Proses sistem pencernaan manusia dimulai dari mulut, tempat makanan dikunyah secara mekanis oleh gigi dan dicerna secara kimiawi oleh enzim amilase dalam air liur. Makanan kemudian didorong ke kerongkongan melalui gerakan peristaltik menuju lambung. Di lambung, makanan dicerna oleh asam lambung (HCl) dan enzim pepsin yang berfungsi memecah protein. Selanjutnya, makanan yang telah menjadi bubur halus (kimus) dibiarkan ke usus halus untuk proses pencernaan lebih lanjut. Di usus halus, zat-zat makanan dipecah dan diserap oleh dinding usus dengan bantuan enzim dari pankreas serta empedu dari hati.

Setelah zat gizi diserap di usus halus, sisa makanan yang tidak tercerna masuk ke usus besar. Dalam usus besar, udara dan mineral diserap, dan sisa makanan diubah menjadi feses. Proses ini juga melibatkan bakteri baik yang membantu pembentukan vitamin tertentu. Feses kemudian dikeluarkan melalui rektum dan anus. Seluruh proses ini bertujuan untuk menyediakan energi dan nutrisi yang dibutuhkan tubuh agar dapat berfungsi dengan baik.

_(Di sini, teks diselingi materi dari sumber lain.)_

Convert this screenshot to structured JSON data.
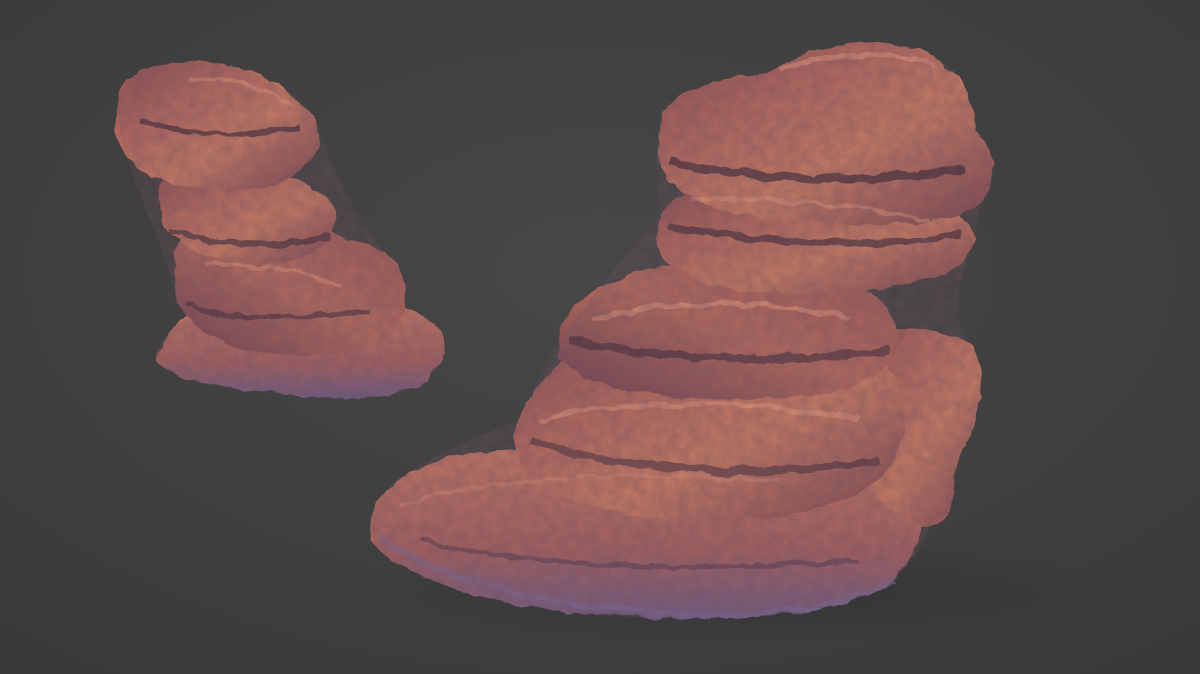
{
  "scene": {
    "background_color": "#404040",
    "rock_base_color": "#b86a5c",
    "rock_highlight_color": "#e08a6c",
    "rock_shadow_color": "#3a2a35",
    "rock_rim_color": "#7a5f8c",
    "objects": [
      "small-rock-sculpture",
      "large-rock-sculpture"
    ]
  }
}
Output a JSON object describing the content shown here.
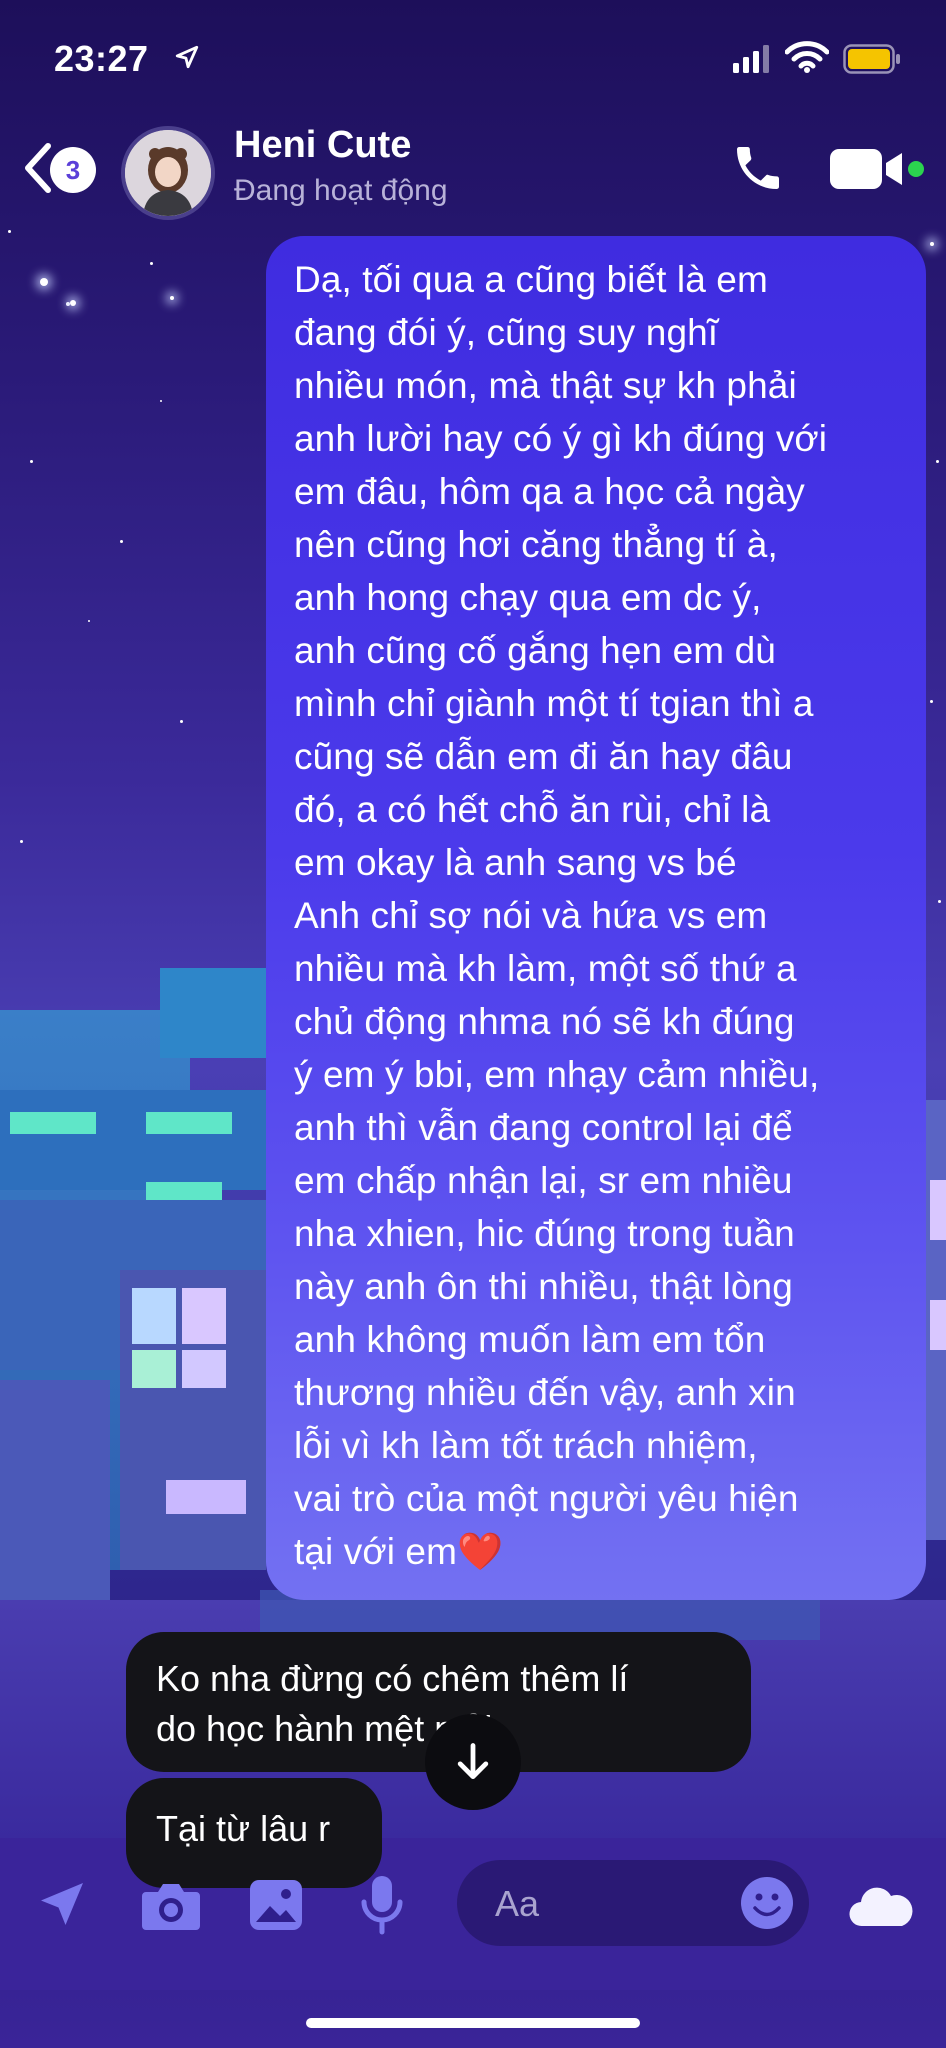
{
  "status_bar": {
    "time": "23:27",
    "icons": [
      "location-arrow-icon",
      "signal-icon",
      "wifi-icon",
      "battery-icon"
    ],
    "battery_color": "#f5c400"
  },
  "header": {
    "back_badge_count": "3",
    "contact_name": "Heni Cute",
    "contact_status": "Đang hoạt động",
    "online_color": "#2bd44f",
    "actions": [
      "phone-icon",
      "video-camera-icon"
    ]
  },
  "messages": [
    {
      "direction": "outgoing",
      "text": "Dạ, tối qua a cũng biết là em\nđang đói ý, cũng suy nghĩ\nnhiều món, mà thật sự kh phải\nanh lười hay có ý gì kh đúng với\nem đâu, hôm qa a học cả ngày\nnên cũng hơi căng thẳng tí à,\nanh hong chạy qua em dc ý,\nanh cũng cố gắng hẹn em dù\nmình chỉ giành một tí tgian thì a\ncũng sẽ dẫn em đi ăn hay đâu\nđó, a có hết chỗ ăn rùi, chỉ là\nem okay là anh sang vs bé\nAnh chỉ sợ nói và hứa vs em\nnhiều mà kh làm, một số thứ a\nchủ động nhma nó sẽ kh đúng\ný em ý bbi, em nhạy cảm nhiều,\nanh thì vẫn đang control lại để\nem chấp nhận lại, sr em nhiều\nnha xhien, hic đúng trong tuần\nnày anh ôn thi nhiều, thật lòng\nanh không muốn làm em tổn\nthương nhiều đến vậy, anh xin\nlỗi vì kh làm tốt trách nhiệm,\nvai trò của một người yêu hiện\ntại với em❤️"
    },
    {
      "direction": "incoming",
      "text": "Ko nha đừng có chêm thêm lí\ndo học hành mệt mỏi"
    },
    {
      "direction": "incoming",
      "text": "Tại từ lâu r"
    }
  ],
  "scroll_button": {
    "icon": "arrow-down-icon"
  },
  "composer": {
    "placeholder": "Aa",
    "icons": [
      "send-arrow-icon",
      "camera-icon",
      "gallery-icon",
      "microphone-icon",
      "emoji-icon",
      "cloud-icon"
    ],
    "icon_color": "#7b78ee"
  }
}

Namun, sistem pencernaan manusia dapat mengalami berbagai gangguan, seperti diare, sembelit (konstipasi), maag, dan keracunan makanan. Diare biasanya disebabkan oleh infeksi bakteri atau virus, sedangkan sembelit bisa terjadi karena kurang serat atau dehidrasi. Maag timbul akibat produksi asam lambung berlebihan atau pola makan yang tidak teratur. Selain itu, gangguan lain seperti tukak lambung, infeksi cacing, dan intoleransi makanan juga dapat mengganggu proses pencernaan dan menurunkan kualitas hidup seseorang jika tidak ditangani dengan baik.